そして、「戦争は多くの死と破壊と貧困をもたらし、暴力が至る所で無防備で弱い立場の人々を襲っている」とし、「不確実と不安の中に置き去りにされた多くの人々の苦しみを和らげ、平和を取り戻すために、どのような答えを出すことができるでしょうか」と世界の人々に 問いかけている。
(使徒パウロは、コリントの信徒たちに対し、「主は富んでいたのに、あなたがたのために貧しくなられました。それは、主の貧しさによって、あなたがたが豊かになるためでした」(コリントの信徒への手紙2・8章9節)と書き送った。そして、この言葉を通して、助けを必要とする兄弟たちへの彼らの慈善の業を、堅固なものにしようとした。

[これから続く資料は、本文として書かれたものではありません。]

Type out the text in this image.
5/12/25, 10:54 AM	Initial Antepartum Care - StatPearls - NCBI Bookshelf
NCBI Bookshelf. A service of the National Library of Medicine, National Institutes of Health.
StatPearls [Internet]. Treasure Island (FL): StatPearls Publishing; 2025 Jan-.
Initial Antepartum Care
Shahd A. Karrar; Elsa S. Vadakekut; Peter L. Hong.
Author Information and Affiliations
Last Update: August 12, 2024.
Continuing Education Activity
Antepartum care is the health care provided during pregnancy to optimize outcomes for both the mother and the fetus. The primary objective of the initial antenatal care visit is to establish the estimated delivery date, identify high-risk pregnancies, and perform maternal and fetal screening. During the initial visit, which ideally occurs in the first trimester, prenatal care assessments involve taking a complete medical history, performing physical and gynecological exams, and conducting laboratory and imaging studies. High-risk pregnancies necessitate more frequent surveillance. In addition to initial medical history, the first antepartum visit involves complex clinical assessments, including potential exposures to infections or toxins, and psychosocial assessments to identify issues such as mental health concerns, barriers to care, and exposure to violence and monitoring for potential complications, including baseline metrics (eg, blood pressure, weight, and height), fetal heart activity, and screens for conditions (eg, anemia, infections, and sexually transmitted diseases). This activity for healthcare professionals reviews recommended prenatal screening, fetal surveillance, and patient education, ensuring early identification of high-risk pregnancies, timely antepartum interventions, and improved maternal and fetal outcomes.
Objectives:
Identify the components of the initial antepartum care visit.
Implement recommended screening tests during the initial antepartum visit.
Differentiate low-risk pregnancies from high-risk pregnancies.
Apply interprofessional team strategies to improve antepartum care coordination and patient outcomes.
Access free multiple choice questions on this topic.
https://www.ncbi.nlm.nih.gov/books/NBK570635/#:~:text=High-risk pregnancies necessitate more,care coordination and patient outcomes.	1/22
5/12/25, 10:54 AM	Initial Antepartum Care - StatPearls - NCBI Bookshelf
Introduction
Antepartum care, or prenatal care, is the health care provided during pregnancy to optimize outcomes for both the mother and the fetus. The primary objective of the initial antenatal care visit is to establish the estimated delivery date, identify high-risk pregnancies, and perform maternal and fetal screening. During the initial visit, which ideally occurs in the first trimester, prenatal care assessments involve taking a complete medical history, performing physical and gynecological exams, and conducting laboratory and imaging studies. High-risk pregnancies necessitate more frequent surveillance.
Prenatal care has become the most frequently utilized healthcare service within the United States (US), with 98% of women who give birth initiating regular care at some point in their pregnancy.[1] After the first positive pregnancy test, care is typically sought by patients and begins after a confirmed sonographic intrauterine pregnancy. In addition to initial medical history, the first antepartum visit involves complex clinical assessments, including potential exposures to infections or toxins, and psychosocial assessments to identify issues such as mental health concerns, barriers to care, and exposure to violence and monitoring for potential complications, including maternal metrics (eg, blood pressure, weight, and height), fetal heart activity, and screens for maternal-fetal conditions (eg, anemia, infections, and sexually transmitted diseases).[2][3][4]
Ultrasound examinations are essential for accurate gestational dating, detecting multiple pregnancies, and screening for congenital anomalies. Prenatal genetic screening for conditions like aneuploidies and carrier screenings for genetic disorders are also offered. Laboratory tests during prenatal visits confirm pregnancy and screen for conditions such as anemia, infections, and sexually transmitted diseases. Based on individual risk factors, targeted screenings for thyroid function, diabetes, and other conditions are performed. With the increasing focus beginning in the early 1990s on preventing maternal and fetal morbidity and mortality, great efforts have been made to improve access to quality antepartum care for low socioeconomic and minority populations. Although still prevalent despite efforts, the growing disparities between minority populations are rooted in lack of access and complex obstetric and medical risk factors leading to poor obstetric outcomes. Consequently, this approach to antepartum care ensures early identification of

エルサレムを訪問したパウロは、ペトロ、ヤコブ、ヨハネたちと出会った。彼らは貧しい人々を忘れないようにとパウロに頼んだ。実際、エルサレムの共同体は、飢饉のために重大な困難に直面していた。パウロはすぐに貧しい人々のための募金を計画した。コリントの信徒たちは非常に快くそれに協力した。しかし、次第に彼らの最初の熱意が薄れてきたのを感じたパウロは、「心からそう願ったのですから、自分が持っているものでやり遂げることです」(コリントの信徒への手紙2・8章11節)と励ました。)